As I said earlier, if Fowler didn’t know IIU was a fake degree in spite of ample evidence to suggest this, then he must be either mentally subnormal or recklessly remiss. If he knew it was fake but went ahead and accepted it- and even swanked it- anyway, his ethical judgment is suspect at best.
What he did isn’t criminal, of course. But things don’t have to be criminal to be condemnable. His action, at the very least, betrayed a grave lapse in ethical judgment. And in a government that stakes the social, political and even symbolic basis of its legitimacy on its intolerance of corruption and its promotion of transparency, it is legitimate to question the moral judgment of a man who is appointed to superintend over the affairs of a crucially important government agency like the FIRS.
I studied the psychology and rhetoric of scams.

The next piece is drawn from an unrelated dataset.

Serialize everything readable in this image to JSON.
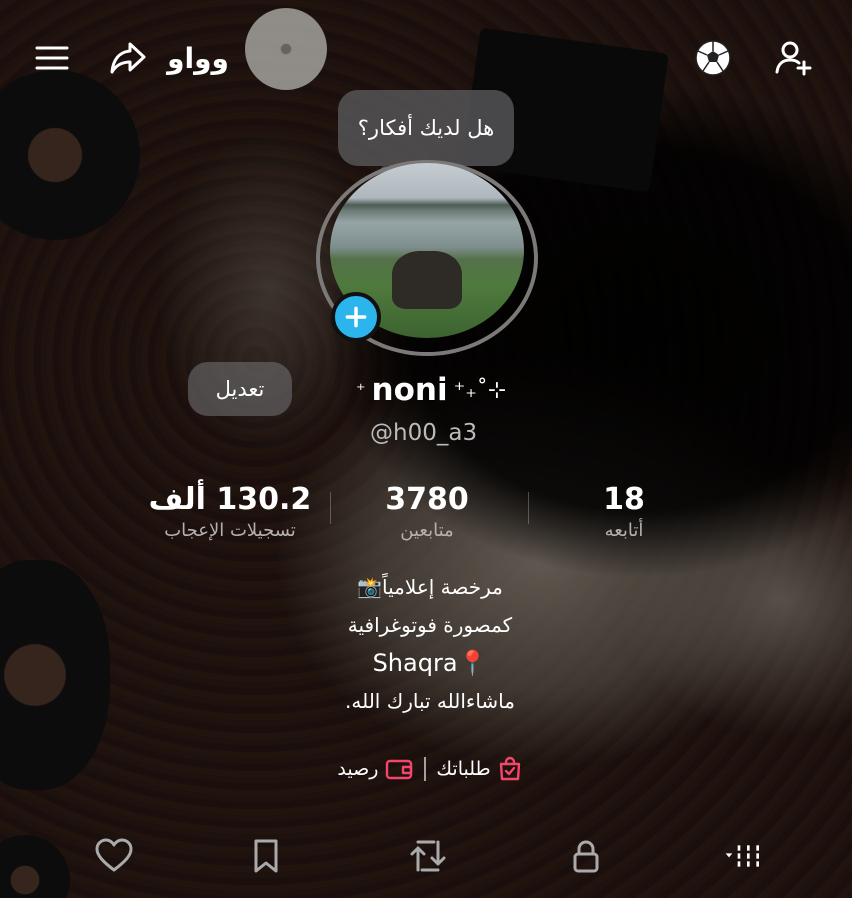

Award of fake degrees, especially fake doctoral degrees, falls in the category of what I call scams of ego. Perpetrators of scams of ego, such as diploma mills of which International Irish University is a prime example, prey on the status anxieties of insecure, ignorant, and fraud-prone people. Fowler seems to fit that bill.
If Fowler was a victim of IIU’s scam, he was a willing victim or, to paraphrase the title of my master’s thesis, he was robbed with his active consent. I won’t be comfortable with that sort of person as my country’s chief’s tax collector. But the choice is ultimately President Buhari’s to make.